Because of the emancipation of women in the 60’s the feminist movement argued that women were oppressed in a male dominated society and used as sex objects in advertising so it surprises me to see these young woman taking a backward step, inviting something in men that feminism fought to educate. The woman’s movement struggled to widen the horizon’s in  life, to improve the quality of the work place, to find equality with their male counterparts and yet most weekends these young women totter the streets in skin tight mini dresses and plunging necklines revealing vast amounts of cleavage, usually getting drunk and falling down, sometimes lying in their own vomit. Some can be seen fighting, mouthing abuse at each other and at the police and slithering home like slugs with some man they don’t know. Do they see this as sexual liberation? Are they merely acting to impress each other and the men they attract? I believe that what they are doing is, in their world, a facet of liberation but also ignorance and lack of regard for self and other.
As a psychotherapist I would ask questions of these girls:-
What is it you want to gain from acting in this way? How is this fun?
Do you like or dislike yourself?
How do you feel about yourself the morning after the night before?
Do you know this is self harming?
Do you set boundaries for yourself?

A client once bragged to me that she looked forward to weekends so that she could go out and “get p*****” this was her goal for enjoyment. My response was how is self harming enjoyable? Her answer was “it deadens my feelings” There was much in her history she wanted to keep buried. This young woman wanted to escape from herself by her behaviour and I wonder is this a way of life for some young people today? Do they lack hope? Are they angry with society or life in general?
When we hear of woman being abused and raped as a weapon of war we are horrified and yet here we are faced with an element of our young women offering sex so openly, running the risk of not only pregnancy but sexually transmitted diseases and physical abuse.
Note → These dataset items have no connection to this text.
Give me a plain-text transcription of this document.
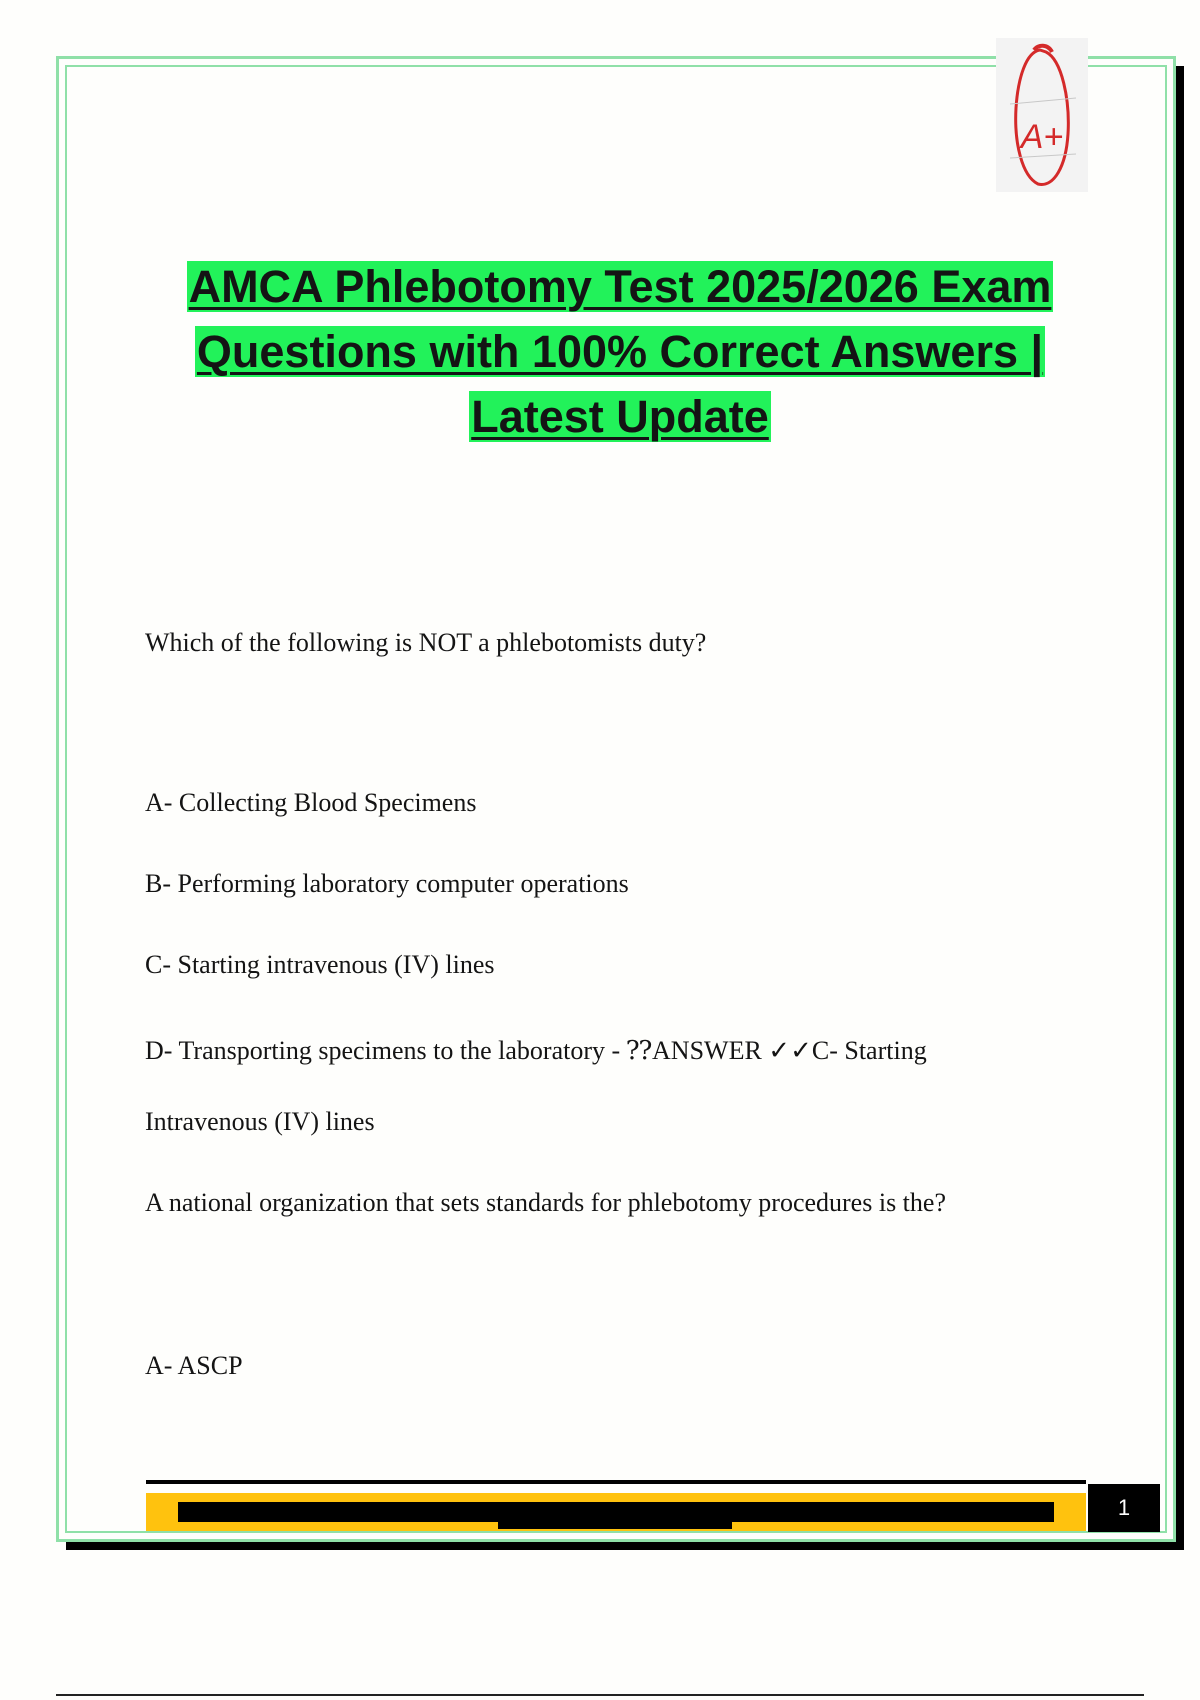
A+
AMCA Phlebotomy Test 2025/2026 Exam
Questions with 100% Correct Answers |
Latest Update
Which of the following is NOT a phlebotomists duty?
A- Collecting Blood Specimens
B- Performing laboratory computer operations
C- Starting intravenous (IV) lines
D- Transporting specimens to the laboratory - ⁇ANSWER ✓✓C- Starting
Intravenous (IV) lines
A national organization that sets standards for phlebotomy procedures is the?
A- ASCP
1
The feminist movement fought for abortion rights, violence against woman, constitutional equality, lesbian rights and economic justice all to protect women. In the interests of human dignity they fought to change the false image of women in the mass media; however even today there is contempt for women by aspects of society and even by women themselves. We are also seeing a revival in the media of the use of a woman’s body for the sale of goods.
Up unto the onset of the Discrimination Act in 1975, then modified to establish sexual harassment in 1986, a woman had no rights if a man ‘came on to her’ in the work place, feeling her bottom or making lewd comments was taken to be the norm.  Until then a woman who was submitting to unwelcome sexual advances had little in the way of comeback or protection. Was all of that for nothing? How can we educate these young people into believing that giving up on one self is not the answer? Degrading and shaming behaviour  in order to shock, I believe, is more to do with lack of self esteem and self worth, is that because they do not see a clear and positive future in our society?  Is it because parents have rewarded bad behaviour as we see today clearly happening in supermarkets and shopping centres when a small child is instantly gratified by the chant of ‘I want I want’ or some rebellious acting out only to be given a reward?
Life for women before the 1960’s meant that anyone in a profession might be expected to leave their job when they married. It was assumed that the woman would look after the home whilst the man had his career. Women could not get mortgages, or credit without a husband or father acting as a guarantor. Thankfully we have come a long way since then but have we presented our young with a confusing dilemma, on the one hand, freedom of choice about how they live their lives but on the other no clearly defined boundaries of how to self regulate, self care and self protect? However can it also be due to the free flow of cheap booze that has helped increase hospital admissions to almost 1.2 million in the past 12 months including more than 7000 teenagers?